Proof that Vector Space in Domain of Linear Map is a Direct Sum

Question

I'm working through problems in Linear Algebra just for fun and I am getting stuck on Axler 3.4.

Suppose that $T$ is a linear map from $V$ to $\mathbf{F}$. Prove that if $u \in V$ is not in $null\ T$, then \begin{align*} V=null\ T \oplus \left\{au:a\in F\right\} \end{align*}

My proof so far:

Suppose that $T$ is a linear map from $V$ to $\mathbf{F}$ and $u \in V$ is not in $null\ T$. We know that $Tu \neq 0$ since $u \notin null\ T$. Since $T$ is a linear map, $T(au)=aTu$. $aT(u)=0$ only when $a = 0$ since $Tu \neq 0$. Therefore, we can show that \begin{align*} null\ T \cap \left\{au: a \in F\right\} = \left\{0\right\} \end{align*} Let $v \in V$ be any vector. We want to show that $V=null\ T + \left\{au: a \in F\right\}$.

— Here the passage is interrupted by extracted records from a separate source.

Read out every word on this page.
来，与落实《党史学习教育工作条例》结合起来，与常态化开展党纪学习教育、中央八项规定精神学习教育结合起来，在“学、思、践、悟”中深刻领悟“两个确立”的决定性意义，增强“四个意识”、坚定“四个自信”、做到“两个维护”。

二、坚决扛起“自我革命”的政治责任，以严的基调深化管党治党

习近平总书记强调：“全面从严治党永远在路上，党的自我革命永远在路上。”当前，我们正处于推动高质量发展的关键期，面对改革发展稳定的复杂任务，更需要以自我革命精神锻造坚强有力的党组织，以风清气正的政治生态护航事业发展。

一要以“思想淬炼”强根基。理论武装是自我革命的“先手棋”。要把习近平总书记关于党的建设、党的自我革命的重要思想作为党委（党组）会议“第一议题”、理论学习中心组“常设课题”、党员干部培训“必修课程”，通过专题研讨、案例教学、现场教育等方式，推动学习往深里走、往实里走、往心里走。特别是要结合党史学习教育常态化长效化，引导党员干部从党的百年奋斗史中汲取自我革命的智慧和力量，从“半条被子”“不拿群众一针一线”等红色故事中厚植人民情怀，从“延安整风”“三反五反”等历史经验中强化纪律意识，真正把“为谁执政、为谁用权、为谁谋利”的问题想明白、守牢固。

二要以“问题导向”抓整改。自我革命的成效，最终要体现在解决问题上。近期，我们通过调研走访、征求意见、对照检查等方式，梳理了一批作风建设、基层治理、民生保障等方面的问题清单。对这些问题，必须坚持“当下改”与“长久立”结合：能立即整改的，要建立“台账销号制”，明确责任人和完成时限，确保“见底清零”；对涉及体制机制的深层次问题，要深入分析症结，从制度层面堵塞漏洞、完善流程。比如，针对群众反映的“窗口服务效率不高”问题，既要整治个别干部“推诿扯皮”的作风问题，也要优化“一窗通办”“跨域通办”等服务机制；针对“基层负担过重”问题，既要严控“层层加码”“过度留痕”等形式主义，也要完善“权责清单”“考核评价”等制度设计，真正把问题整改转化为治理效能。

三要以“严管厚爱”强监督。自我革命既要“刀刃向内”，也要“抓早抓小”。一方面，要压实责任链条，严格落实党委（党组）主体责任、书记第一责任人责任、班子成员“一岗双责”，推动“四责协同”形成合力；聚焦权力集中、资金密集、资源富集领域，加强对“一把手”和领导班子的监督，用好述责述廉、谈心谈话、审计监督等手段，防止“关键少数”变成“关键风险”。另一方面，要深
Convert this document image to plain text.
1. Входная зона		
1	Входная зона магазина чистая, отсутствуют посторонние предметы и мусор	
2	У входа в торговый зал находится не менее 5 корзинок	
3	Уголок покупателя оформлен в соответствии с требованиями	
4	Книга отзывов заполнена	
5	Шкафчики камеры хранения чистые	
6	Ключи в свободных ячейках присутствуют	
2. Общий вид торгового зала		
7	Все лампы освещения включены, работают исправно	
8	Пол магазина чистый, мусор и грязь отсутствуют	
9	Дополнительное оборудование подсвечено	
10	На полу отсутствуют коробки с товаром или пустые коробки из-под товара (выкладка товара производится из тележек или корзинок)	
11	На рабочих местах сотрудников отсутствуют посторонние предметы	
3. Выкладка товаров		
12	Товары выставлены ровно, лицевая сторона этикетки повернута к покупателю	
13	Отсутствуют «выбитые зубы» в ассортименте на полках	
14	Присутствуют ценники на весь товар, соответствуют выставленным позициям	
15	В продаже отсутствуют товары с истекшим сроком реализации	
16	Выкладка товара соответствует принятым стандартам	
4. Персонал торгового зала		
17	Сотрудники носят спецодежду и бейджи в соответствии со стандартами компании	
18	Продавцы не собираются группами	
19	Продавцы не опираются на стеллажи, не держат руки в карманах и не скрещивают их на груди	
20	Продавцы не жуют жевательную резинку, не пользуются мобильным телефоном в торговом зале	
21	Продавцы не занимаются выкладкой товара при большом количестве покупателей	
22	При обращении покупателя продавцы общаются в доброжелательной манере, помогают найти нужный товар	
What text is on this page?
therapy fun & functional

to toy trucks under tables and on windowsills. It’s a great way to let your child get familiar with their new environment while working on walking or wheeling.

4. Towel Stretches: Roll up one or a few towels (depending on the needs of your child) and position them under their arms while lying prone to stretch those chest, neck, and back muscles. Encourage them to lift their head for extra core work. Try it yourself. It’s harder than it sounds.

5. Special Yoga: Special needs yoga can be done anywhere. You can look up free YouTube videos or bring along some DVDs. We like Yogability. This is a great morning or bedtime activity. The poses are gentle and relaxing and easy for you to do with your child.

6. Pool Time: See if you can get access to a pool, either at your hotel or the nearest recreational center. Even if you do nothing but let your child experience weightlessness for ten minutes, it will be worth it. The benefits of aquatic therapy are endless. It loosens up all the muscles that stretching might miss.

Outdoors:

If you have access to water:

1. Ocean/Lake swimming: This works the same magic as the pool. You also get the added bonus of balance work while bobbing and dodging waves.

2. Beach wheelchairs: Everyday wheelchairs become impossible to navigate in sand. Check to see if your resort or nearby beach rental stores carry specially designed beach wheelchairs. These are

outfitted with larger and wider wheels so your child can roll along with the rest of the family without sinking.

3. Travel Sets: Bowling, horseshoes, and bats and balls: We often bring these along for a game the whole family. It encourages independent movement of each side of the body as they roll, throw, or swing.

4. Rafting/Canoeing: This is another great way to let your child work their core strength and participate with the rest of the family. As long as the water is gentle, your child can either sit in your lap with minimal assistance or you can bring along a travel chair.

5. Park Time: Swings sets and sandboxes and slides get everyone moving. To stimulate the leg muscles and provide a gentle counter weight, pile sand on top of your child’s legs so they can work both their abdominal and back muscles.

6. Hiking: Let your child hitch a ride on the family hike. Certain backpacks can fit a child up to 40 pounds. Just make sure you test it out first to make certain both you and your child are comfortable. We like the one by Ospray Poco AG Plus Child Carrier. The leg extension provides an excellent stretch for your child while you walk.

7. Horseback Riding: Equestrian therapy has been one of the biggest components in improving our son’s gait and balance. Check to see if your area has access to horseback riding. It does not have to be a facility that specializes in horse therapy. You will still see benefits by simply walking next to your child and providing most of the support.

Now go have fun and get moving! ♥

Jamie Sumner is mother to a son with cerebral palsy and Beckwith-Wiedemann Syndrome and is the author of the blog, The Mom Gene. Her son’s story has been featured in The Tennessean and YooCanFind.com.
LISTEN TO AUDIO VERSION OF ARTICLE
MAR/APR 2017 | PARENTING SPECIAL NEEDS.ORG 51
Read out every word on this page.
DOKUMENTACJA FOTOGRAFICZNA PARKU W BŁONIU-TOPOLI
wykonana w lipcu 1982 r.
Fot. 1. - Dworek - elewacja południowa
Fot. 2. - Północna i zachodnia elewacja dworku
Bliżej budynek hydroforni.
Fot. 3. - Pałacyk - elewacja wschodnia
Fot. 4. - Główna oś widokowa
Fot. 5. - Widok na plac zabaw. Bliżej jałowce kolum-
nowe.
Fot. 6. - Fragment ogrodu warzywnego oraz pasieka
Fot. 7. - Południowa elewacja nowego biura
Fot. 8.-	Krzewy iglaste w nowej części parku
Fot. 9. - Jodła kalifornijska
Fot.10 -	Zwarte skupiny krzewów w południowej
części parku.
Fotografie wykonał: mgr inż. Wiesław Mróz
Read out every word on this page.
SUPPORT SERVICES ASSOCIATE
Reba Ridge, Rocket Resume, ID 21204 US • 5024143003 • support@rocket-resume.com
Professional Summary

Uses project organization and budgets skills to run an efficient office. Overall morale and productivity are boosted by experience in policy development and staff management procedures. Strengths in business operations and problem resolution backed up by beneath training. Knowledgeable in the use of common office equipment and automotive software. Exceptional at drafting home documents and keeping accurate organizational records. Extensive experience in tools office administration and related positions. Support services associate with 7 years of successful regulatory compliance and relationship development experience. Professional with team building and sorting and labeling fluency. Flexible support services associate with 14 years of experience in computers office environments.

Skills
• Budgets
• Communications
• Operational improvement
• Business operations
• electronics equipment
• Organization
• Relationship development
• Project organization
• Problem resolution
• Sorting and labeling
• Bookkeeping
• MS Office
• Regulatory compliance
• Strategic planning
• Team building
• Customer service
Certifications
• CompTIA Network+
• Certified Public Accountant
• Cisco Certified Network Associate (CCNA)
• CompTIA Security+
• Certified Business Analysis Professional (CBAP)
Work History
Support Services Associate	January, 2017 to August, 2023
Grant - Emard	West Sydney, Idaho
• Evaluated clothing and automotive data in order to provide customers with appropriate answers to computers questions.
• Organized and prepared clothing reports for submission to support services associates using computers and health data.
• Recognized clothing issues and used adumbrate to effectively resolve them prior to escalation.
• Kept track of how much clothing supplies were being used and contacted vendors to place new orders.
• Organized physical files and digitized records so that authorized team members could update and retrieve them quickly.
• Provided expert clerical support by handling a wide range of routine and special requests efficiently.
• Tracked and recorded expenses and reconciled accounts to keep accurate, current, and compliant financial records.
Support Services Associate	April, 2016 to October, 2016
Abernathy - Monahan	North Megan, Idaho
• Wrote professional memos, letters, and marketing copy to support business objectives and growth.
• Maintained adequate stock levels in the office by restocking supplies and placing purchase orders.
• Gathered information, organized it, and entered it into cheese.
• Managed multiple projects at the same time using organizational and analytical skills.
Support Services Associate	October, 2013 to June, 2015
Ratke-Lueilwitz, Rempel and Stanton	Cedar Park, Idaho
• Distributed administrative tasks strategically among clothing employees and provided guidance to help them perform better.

This is where I am getting stuck. I have tried using the linearity and homogeneity property of linear maps but I'm not getting anywhere. I would really appreciate a hint on how to proceed and solve this problem!

Answer 1

You have two choices to complete your proof

• the easiest is to notice using the rank nullity theorem that $$\dim V=\dim\ker T+\dim\operatorname{span}(u)$$
• the second way is: let $x\in V$ so $$x=\underbrace{x-\frac{Tx}{Tu}u}_{\in\ker T}+\underbrace{\frac{Tx}{Tu}u}_{\in\operatorname{span}(u)}$$